Hello there,
I have a quick question for the community.
Within my application, I am allowing users to make API calls to third party APIs. I would like to have limits on the amount of API calls a user can perform per month.
Has anyone tackled this problem before / have a good idea of the best way to do it?
I would really appreciate any input / ideas!
Thank you
Ed
There are many ways to make this happen, but I’d go for limiting it on your API/Backend that you’re hitting and just displaying the info about consumption/remaining requests on the frontend via WeWeb. If you try to limit it via WeWeb, there will possibly be a way to bypass it.
Would be useful to know what backend you’re using.
Thanks so much for this!
I am using Xano as my backend but currently the API call is made directly from Lix as I was not sure how to set this up otherwise - is that a bad way to do it?

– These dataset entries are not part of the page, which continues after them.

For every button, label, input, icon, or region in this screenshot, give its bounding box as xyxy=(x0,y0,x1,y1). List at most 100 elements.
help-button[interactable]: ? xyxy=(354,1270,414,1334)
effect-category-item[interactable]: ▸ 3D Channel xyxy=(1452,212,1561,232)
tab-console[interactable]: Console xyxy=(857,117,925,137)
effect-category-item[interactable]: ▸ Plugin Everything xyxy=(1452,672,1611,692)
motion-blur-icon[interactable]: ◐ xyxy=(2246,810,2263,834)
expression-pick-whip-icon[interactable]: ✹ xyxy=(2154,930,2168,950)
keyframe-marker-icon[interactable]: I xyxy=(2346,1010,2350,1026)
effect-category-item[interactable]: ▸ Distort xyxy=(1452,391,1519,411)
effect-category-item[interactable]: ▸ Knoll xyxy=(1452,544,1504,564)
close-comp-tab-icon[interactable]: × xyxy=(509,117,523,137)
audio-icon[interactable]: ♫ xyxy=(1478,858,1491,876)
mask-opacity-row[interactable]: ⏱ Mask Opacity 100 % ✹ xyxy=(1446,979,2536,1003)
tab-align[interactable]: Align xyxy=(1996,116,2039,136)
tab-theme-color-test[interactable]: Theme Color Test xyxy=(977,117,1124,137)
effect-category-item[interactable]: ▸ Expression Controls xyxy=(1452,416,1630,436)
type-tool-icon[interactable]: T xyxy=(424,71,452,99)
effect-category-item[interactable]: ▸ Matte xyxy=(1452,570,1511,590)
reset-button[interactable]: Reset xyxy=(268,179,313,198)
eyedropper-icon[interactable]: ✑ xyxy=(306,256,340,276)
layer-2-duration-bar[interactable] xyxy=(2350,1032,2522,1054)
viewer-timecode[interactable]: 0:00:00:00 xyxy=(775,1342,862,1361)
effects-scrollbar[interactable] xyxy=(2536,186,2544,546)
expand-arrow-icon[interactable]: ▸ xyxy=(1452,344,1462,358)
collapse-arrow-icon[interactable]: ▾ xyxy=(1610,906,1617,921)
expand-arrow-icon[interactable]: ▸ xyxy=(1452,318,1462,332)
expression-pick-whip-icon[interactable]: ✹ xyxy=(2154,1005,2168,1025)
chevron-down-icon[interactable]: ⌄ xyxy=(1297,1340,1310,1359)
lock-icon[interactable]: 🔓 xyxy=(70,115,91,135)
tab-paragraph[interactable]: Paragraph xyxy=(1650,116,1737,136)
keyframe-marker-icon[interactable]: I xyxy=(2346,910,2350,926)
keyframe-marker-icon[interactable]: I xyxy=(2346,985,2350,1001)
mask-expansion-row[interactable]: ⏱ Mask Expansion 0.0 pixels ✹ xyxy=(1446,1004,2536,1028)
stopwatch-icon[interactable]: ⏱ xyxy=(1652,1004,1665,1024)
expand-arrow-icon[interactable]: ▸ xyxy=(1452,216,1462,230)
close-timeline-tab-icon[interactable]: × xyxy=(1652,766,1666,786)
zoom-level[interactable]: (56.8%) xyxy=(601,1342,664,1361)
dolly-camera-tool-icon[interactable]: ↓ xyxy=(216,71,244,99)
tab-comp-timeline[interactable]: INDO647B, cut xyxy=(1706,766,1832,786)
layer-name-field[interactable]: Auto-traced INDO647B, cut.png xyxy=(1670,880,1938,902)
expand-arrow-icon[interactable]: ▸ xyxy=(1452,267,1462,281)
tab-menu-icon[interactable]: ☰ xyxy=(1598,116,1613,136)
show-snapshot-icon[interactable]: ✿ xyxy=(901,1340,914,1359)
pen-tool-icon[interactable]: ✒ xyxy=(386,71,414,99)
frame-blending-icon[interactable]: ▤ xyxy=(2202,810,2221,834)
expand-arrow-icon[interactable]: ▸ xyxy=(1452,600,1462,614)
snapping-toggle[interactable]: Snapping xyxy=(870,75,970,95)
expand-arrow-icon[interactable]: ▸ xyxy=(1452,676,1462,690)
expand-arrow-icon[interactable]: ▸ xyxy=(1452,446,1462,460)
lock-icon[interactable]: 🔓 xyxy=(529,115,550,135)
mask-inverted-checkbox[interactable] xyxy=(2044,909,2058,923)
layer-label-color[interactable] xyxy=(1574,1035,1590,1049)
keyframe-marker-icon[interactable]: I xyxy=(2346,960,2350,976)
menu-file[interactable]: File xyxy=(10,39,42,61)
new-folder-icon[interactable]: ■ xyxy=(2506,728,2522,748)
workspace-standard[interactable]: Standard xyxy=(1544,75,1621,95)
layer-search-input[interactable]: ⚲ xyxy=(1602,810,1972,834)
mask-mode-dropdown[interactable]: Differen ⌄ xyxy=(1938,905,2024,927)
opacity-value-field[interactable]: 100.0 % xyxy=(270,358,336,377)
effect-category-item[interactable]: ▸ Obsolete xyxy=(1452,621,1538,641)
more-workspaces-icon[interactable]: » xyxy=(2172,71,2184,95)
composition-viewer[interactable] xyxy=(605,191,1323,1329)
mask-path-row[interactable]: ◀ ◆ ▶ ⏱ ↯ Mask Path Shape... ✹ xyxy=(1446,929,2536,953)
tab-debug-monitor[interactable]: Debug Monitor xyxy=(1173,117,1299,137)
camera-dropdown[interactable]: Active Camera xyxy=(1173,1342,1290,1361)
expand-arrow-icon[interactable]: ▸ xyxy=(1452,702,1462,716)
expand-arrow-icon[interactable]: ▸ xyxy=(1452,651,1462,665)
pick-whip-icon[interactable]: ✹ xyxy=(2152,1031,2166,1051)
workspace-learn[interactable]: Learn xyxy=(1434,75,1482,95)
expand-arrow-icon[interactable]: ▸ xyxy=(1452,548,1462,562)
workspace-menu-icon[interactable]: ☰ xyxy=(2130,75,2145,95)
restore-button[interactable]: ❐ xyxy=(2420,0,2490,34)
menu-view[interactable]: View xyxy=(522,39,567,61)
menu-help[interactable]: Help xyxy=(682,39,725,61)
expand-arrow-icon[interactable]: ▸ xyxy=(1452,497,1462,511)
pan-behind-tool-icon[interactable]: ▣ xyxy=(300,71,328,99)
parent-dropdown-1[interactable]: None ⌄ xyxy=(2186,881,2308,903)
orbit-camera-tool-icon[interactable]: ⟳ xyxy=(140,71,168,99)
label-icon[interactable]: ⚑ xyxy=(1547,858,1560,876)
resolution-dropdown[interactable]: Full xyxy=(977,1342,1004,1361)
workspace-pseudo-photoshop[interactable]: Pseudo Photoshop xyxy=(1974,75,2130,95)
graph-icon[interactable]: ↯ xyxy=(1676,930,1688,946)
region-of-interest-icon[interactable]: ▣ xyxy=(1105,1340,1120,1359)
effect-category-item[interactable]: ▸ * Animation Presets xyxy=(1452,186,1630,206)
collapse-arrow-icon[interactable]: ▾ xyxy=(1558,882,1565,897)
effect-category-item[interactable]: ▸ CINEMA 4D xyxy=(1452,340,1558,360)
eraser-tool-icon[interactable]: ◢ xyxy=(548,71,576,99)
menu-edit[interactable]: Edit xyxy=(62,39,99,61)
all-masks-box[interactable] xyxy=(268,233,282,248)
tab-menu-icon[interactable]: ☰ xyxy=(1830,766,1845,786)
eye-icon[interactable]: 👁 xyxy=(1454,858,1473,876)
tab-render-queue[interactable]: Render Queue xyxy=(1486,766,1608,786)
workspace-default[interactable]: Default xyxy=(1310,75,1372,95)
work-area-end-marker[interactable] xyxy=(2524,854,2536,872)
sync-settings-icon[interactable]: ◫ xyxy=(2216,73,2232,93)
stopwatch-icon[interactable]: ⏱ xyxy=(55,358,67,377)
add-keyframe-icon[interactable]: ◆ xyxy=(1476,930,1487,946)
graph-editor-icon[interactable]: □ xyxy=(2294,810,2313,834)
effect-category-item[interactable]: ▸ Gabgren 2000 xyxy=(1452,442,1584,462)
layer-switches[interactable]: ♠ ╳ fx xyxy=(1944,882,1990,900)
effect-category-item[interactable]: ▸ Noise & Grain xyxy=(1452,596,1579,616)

If you know anyone (or yourself) that could be interested in helping with this element of my project I would be keen to discuss a consulting arrangement!
But also, any other info is highly appreciated!
Thanks again
In general, anything you try to limit/protect on the client-side can be and if it’s worth it, then it will be bypassed or abused. By moving this logic to your backend such as calling the API via Xano (a.k.a your server-side) and then sending the data to WeWeb, you add an immense layer of security to your app, it’s not 100% but it’s 100% better than doing this logic on the front-end (WeWeb side). This is not a flaw of WeWeb itself, but of the nature of client-side/server-side.
Edit: A flow that I can immagine could work is calling Lix (I’ve got no clue what that is) via Xano, and then sending the data to WeWeb, this way you can limit the calls/apply any logic on Xano Side.
I have something like this set up in Xano.
I have a table called ‘limits’, where I record how many calls a user has made in a given time.
Then in the function stack of a request, I update the ‘limits’ table and add however many records have been retrieved in the current request.
I have a background process that resets the ‘limits’ table every minute.
You’ll want to have conditions in your Xano function stacks to ensure the user can only retrieve a certain amount of records depending on their current API usage.
It’s also worth noting Xano has a native API limit function, but it’s only available on the second pricing tier.
Great, thanks a lot guys - much appreciated!